You can download source code tarballs of Campsite 3.0 from campware.org; instructions for installation are available in the online manual. But if you just want to test-drive Campsite, it is simpler to visit the live demo running at campsite-demo.campware.org, which permits guest access to the administrative back end as well as the front end.

The project maintains a list of media organizations that use Campsite for production work, which includes more than 70 sites in Europe, Africa, the Middle East, and North and South America.

Arellanes says that Campsite has been particularly successful in the countries of the former Yugoslavia. “One of the bigger organizations to use Campsite is a national news agency called Makfax in Skopje, Macedonia.
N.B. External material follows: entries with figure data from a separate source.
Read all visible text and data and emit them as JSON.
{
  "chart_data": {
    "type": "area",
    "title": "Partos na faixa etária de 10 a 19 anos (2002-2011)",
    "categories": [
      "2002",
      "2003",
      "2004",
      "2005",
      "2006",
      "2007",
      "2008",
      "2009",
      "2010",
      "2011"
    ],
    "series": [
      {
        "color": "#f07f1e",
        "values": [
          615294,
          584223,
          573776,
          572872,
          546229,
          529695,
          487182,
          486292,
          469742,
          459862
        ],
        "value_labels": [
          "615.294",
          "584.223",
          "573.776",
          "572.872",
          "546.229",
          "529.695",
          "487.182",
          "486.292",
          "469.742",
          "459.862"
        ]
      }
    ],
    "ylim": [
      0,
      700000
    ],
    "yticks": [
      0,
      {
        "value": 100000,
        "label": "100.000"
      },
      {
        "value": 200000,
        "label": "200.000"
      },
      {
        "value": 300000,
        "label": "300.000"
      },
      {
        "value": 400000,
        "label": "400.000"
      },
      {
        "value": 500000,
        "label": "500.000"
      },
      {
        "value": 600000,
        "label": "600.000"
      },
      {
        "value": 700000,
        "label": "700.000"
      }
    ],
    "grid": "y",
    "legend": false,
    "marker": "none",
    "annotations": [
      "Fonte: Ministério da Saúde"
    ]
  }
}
They started using Campsite during our Media On Web project, and their site is now one of the top-visited sites in the country. The Media On Web team also helped them to provide the headlines for Firefox’s Macedonian localization — they take the place of the BBC headlines button.”

Ljuba Rankovic was the leader of Media On Web when Makfax transitioned its site over to Campsite. Before the move, he says, it served 700 pages per day. Now it serves upwards of 15,000, in two separate publications maintained in three languages.
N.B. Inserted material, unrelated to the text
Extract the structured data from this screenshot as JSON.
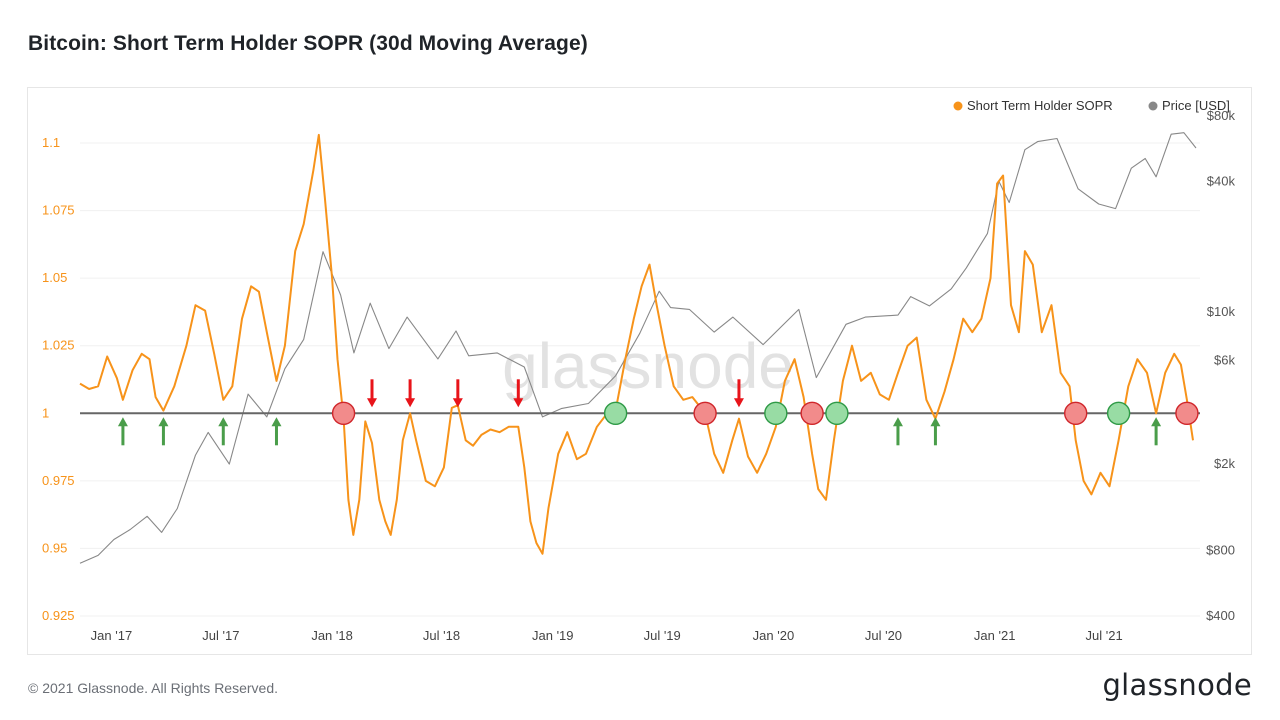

Rankovic develops Campsite publications for commercial and nonprofit clients through the Belgrade-based Media Dots. Its clients, he says, find Campsite’s logic an ideal fit, along with its hierarchical content, scheduled publishing options, and flexibility in article types.

“We’ve been looking forward for Campsite 3.0 for long time and are now very happy to finally have it. It is big step forward for all Campsite users.” The elimination of C++ in favor of PHP not only makes coding the sites easier, he adds, but also opens the door to cheaper Web hosting services, thus lowering the cost to the publication.

Although MDLF’s mission is to assist media organizations in developing (or transitioning) countries, adds Arellanes, it believes Campsite is a good choice for media in the Western world too. He points to Fluter, based in Berlin, Germany. “Fluter is a project sponsored by the German government’s Bundeszentrale fur Politische Bildung [the Federal Agency for Civic Education], which promotes awareness of democracy and education on politics. Fluter was one of their first major forays into online content, and it has turned out to be a pretty big success.

“In fact,” he says, “that’s a large part of our strategy — we’ve provided a good framework for others to build on, and now we are hoping others will begin to ‘scratch their own itch’ and develop the features they find necessary. In this way we will have been able to provide the organizations we work with far more by using the open source model than we could have by promoting a proprietary approach.”